Sukseskan SE 2026, BPS & Kemendagri Bersinergi Untuk Fasilitasi Sosialisasi di Media Luar Ruang

Sukseskan SE 2026, BPS & Kemendagri Bersinergi Untuk Fasilitasi Sosialisasi di Media Luar Ruang
Mendagri Tito Karnavian dan Kepala BPS Pusat Amalia Adininggar Widyasanti Menandatangani Surat Edaran Bersama tentang Sinergi Pelaksanaan Sensus Ekonomi 2026. (Foto: Capture YouTube Kemendagri).

Jakarta - Spektroom: Secara administratif data sangat penti, dengan berbasis data kita bisa membuat kebijakan. Semakin banyak data maka kebijakan juga akan makin baik, termasuk kebijakan disektor ekonomi.

Oleh karena itu Badan Pusat Sistik akan melaksanakan sensus ekonomi, dari data ekonomi ini diharapkan nanti akan bisa membuat strategi dan kebijakan di bidang ekonomi, ini sangat dibutuhkan dukungan dari Kepala Daerah melalui Biro perekonomian Pemerintah Provinsi serta Bagian ekonomi di Pemerintah Kabupaten dan Kota.

Hal itu disampaikan Mentri Dalam Negeri (Mendagri M.Tito Karnavian pada penandatanganan Surat Edaran Bersama tentang Sinergi Pelaksanaan Sensus Ekonomi 2026, antara Mentri Dalam Negeri dengan Kepala Badan Pusat Statistik (BPS), Senin (15/6/2026), di Graha Bhakti Praja Kemendagri.

Oleh karena itu Presiden menugaskan Badan Pusat Sistik untuk melakukan sensus atau survei data. Sebelumnya juga pernah dilakukan sensus sosial ekonomi.

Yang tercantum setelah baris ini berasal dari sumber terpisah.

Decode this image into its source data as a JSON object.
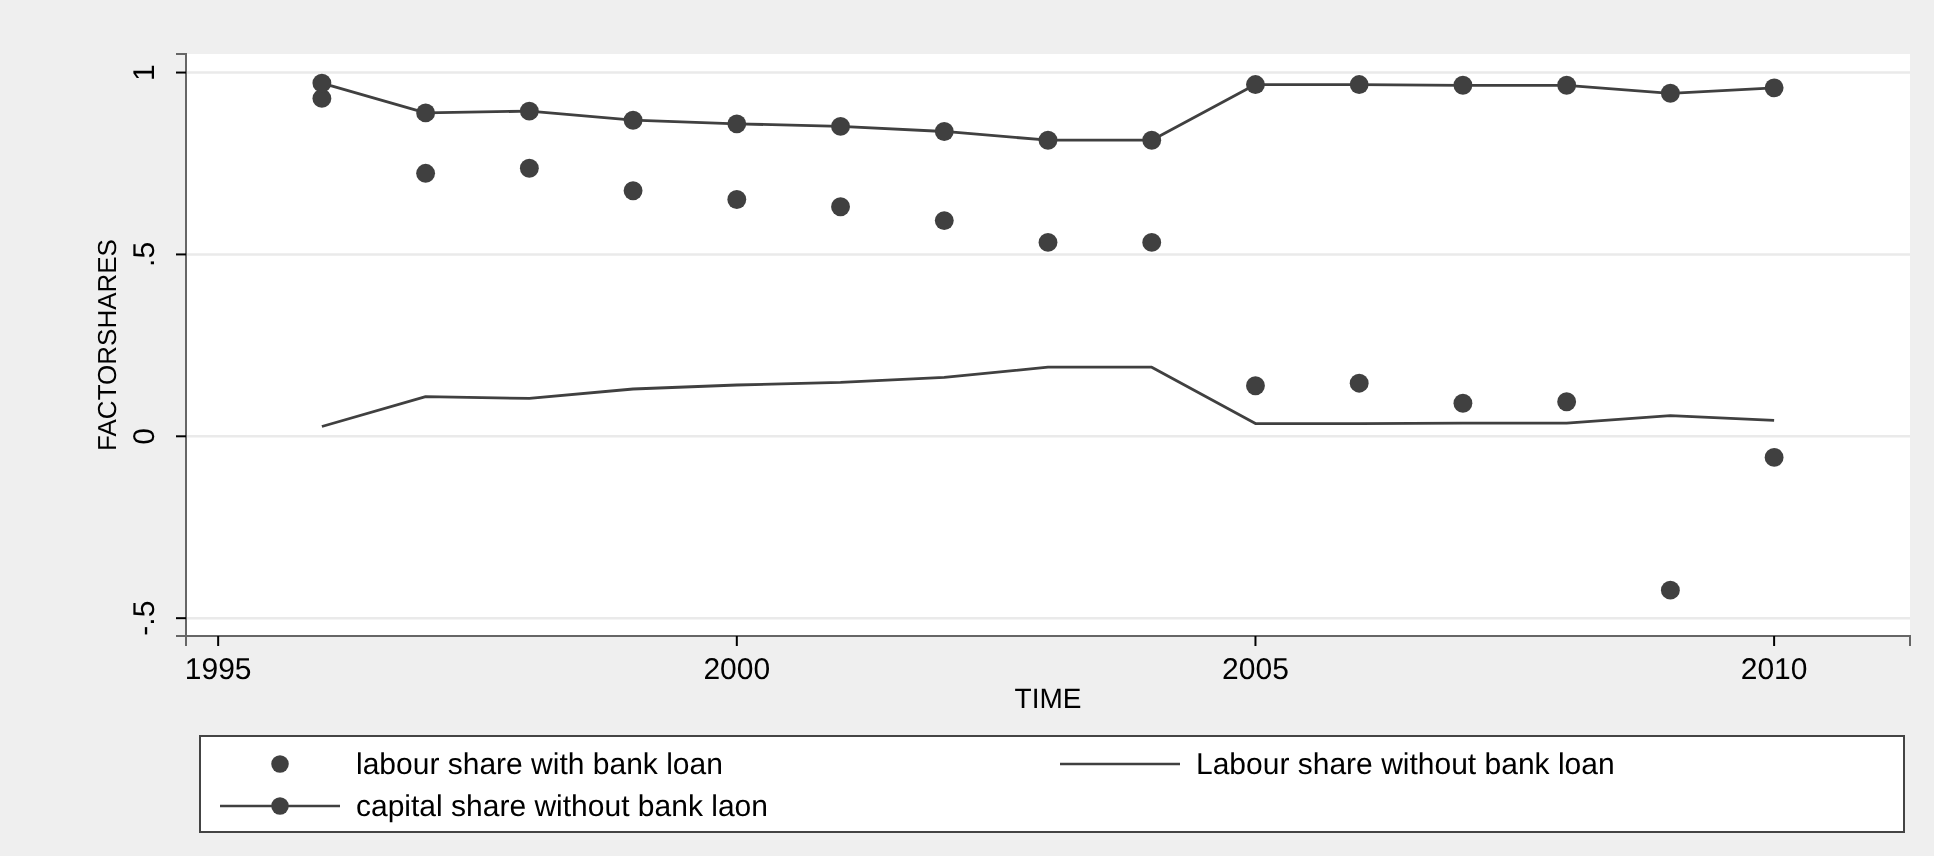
{
  "chart_data": {
    "type": "line",
    "xlabel": "TIME",
    "ylabel": "FACTORSHARES",
    "xlim": [
      1994.69,
      2011.31
    ],
    "xticks": [
      1995,
      2000,
      2005,
      2010
    ],
    "ylim": [
      -0.549,
      1.051
    ],
    "yticks": [
      {
        "value": -0.5,
        "label": "-.5"
      },
      0,
      {
        "value": 0.5,
        "label": ".5"
      },
      1
    ],
    "grid": "y",
    "legend": "bottom",
    "x": [
      1996,
      1997,
      1998,
      1999,
      2000,
      2001,
      2002,
      2003,
      2004,
      2005,
      2006,
      2007,
      2008,
      2009,
      2010
    ],
    "series": [
      {
        "name": "labour share with bank loan",
        "type": "scatter",
        "marker": "circle",
        "color": "#404040",
        "values": [
          0.929,
          0.723,
          0.737,
          0.675,
          0.651,
          0.631,
          0.593,
          0.533,
          0.533,
          0.139,
          0.146,
          0.091,
          0.095,
          -0.423,
          -0.058
        ]
      },
      {
        "name": "Labour share without bank loan",
        "type": "line",
        "marker": "none",
        "color": "#404040",
        "values": [
          0.027,
          0.109,
          0.104,
          0.13,
          0.141,
          0.148,
          0.162,
          0.19,
          0.19,
          0.035,
          0.035,
          0.036,
          0.036,
          0.057,
          0.044
        ]
      },
      {
        "name": "capital share without bank laon",
        "type": "line",
        "marker": "circle",
        "color": "#404040",
        "values": [
          0.971,
          0.889,
          0.894,
          0.869,
          0.859,
          0.852,
          0.838,
          0.814,
          0.814,
          0.967,
          0.967,
          0.965,
          0.965,
          0.943,
          0.958
        ]
      }
    ]
  }
}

"Dalam penyaluran berbagai program Bantuan Sosial (Bansos), pemerintah menggunakan sebuah sistem pemeringkatan kesejahteraan yang disebut Desil. Istilah ini mungkin sering didengar oleh masyarakat, namun belum banyak yang benar-benar memahami apa maknanya dan bagaimana pengaruhnya terhadap kelayakan penerima Bansos" terang Tito Karnavian.

Menurut Tito secara umum, Desil 1 sampai 10 digunakan sebagai skala. Namun dalam konteks Bansos, yang paling sering digunakan adalah Desil 1 sampai 5.

"Desil 1 adalah kategori sangat Miskin. Kelompok ini merupakan masyarakat dengan kondisi ekonomi paling bawah, kemudian Desil 3 hampir miskin, Desil 4 Rentan miskin dan Desil 5 Pas-pasan" urai Tito menjelaskan.

Diforum yang sama Kepala BPS Pusat Amalia Adininggar Widyasanti mengatakan sinergi antara pemerintah daerah dengan BPS dalam pelaksanaan Sensus Ekonomi 2026 sangat penting, dengan memfasilitasi pelaksanaan sosialisasi SE 2026, melalui penayangan media luar ruang antara lain spanduk, Banner dan Videotron.

audio-thumbnail
Sensus Ekonomi Adininggar
0:00
/202.85

"Untuk maksud tersebut para kepala daerah dan BPS di daerah perlu berkolaborasi untuk meningkatkan publisitas dari Sensus Ekonomi 2026, sehingga masyarakat di wilayah setempat bisa memahami dan punya rasa simpati untuk bisa berpartisipasi aktif dalam Sensus Ekonomi 2026" terang Amalia Adininggar.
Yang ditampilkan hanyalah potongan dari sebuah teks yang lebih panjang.